FIG. 2 is a perspective view showing an embodiment.

FIG. 3 is a circuit diagram of an impedance matching circuit used in the embodiment.

FIG. 4 is a circuit diagram showing another example of the impedance matching circuit used in the embodiment.

FIG. 5 is a schematic configuration diagram showing a usage pattern of the embodiment.

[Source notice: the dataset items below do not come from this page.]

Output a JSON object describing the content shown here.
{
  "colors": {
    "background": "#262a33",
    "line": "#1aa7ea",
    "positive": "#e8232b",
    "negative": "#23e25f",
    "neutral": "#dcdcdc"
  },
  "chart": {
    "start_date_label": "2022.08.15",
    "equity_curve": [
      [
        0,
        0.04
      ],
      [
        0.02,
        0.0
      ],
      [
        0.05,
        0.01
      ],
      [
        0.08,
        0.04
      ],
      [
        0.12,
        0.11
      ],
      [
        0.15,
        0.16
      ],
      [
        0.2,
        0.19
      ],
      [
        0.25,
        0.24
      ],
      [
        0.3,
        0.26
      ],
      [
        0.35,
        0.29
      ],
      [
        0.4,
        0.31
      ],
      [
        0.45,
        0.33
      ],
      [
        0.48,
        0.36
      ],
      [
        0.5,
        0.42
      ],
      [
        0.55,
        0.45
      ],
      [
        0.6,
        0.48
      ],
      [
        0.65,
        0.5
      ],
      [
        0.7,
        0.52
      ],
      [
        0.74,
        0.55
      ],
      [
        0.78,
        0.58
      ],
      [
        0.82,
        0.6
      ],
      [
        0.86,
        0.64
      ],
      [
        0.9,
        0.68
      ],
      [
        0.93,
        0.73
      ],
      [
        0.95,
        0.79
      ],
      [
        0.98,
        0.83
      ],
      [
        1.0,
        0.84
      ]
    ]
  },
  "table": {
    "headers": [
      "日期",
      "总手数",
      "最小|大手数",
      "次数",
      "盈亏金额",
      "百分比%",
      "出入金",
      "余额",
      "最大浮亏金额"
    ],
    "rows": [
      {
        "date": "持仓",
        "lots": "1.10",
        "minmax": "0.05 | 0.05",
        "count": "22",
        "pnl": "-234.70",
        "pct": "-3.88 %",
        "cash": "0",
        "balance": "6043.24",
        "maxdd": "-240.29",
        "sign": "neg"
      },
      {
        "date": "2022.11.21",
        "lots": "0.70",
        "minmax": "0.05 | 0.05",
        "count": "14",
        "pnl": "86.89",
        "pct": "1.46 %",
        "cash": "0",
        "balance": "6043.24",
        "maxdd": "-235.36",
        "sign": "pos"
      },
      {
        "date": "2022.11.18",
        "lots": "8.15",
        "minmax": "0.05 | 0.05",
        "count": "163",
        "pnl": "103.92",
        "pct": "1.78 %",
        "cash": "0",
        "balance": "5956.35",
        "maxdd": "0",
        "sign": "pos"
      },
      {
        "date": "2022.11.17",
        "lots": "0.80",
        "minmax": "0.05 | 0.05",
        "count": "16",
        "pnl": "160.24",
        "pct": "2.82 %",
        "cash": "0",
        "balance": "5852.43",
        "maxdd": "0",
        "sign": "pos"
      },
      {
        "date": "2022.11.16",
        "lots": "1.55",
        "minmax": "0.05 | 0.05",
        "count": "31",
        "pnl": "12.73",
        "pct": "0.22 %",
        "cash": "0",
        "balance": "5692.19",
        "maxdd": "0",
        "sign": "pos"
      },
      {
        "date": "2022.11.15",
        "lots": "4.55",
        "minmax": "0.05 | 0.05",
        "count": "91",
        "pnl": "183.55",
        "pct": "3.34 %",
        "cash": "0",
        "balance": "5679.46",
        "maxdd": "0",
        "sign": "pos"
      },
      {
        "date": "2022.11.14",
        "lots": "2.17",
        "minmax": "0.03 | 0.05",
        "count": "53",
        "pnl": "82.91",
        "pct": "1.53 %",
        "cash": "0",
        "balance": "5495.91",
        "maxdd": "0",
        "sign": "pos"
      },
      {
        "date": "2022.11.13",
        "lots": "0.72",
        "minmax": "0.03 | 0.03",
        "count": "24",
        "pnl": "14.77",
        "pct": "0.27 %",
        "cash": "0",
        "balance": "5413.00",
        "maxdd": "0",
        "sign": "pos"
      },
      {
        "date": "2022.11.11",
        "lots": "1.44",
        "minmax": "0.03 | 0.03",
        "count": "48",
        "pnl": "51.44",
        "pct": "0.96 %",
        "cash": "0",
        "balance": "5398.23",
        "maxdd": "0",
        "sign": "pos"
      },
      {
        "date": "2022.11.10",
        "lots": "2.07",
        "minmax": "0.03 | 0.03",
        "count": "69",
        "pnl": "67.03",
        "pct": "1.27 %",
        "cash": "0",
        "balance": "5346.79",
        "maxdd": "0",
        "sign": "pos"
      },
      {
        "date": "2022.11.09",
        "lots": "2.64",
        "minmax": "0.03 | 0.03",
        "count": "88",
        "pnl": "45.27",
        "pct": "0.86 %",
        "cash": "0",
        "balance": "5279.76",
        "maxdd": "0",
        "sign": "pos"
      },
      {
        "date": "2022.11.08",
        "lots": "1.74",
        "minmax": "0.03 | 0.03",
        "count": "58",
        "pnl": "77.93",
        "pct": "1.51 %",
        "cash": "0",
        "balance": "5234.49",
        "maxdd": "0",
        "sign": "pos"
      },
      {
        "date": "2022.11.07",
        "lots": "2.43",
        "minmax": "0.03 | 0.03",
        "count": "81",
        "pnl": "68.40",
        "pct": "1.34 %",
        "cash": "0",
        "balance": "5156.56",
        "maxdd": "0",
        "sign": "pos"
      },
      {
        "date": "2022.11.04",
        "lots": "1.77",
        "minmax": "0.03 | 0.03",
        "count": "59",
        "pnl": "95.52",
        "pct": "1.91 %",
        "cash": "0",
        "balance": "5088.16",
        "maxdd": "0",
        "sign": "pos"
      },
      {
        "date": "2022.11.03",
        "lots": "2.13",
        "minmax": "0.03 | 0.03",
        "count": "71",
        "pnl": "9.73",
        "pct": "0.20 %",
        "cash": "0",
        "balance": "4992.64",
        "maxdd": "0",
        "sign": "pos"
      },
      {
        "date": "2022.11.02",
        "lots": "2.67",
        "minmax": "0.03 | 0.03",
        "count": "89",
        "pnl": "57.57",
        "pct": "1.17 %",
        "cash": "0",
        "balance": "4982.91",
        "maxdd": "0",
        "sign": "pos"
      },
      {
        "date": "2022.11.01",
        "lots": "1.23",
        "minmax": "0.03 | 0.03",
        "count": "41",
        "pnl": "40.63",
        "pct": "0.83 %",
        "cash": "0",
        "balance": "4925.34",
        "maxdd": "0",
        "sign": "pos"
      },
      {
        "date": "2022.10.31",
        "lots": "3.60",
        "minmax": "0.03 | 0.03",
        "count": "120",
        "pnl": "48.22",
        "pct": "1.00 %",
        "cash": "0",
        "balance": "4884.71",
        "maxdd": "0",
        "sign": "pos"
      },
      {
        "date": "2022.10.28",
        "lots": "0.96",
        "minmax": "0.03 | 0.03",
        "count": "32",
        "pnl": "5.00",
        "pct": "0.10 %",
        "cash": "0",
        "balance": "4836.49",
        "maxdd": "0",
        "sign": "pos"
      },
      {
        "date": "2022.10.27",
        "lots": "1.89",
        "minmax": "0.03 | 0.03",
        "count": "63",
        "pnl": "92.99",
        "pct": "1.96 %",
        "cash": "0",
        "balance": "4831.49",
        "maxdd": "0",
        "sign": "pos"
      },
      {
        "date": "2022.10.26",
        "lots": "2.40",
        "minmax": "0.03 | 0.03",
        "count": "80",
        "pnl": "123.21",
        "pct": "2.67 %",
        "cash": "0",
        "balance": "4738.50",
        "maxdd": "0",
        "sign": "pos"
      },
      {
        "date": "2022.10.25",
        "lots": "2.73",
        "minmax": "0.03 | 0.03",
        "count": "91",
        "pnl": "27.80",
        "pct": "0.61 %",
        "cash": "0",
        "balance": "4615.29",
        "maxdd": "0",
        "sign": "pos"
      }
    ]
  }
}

FIG. 6 is an exploded side view showing the second embodiment.

[Explanation of symbols]

 1 case 2 coaxial connector 3 modular jack 4 impedance matching circuit

──────────────────────────────────────────────────続 き Continued on the front page (58) Field surveyed (Int.Cl. ⁷ , DB name) H03H 7/42 H01R 13/719 H01R 13/73 H01R 31/02

Claims (1)

(57) [Claims] 1. A coaxial connector to which a connector connected to a coaxial cable for digital communication of a computer is detachably connected, a modular jack to which a modular plug connected to a twisted pair wire is detachably connected, and a coaxial connector. and in the impedance matching device is provided and an impedance matching circuit to match the impedance to the case with the modular jack, said impedance
The matching circuit is mounted on a substrate, and the coaxial connector is
Connected to one end of the board, said modular jack is
The other end of the substrate is connected and connected to the modular
Perpendicular to the board surface on both sides where plugs are not attached
The case is provided with a flange piece that extends in the
And a cover attached to the body,
At least one of the cover and the case is
Lajac flange piece perpendicular to the board surface
An impedance matching device characterized in that a holding structure that loosely fits on the inner surface of both sides is provided.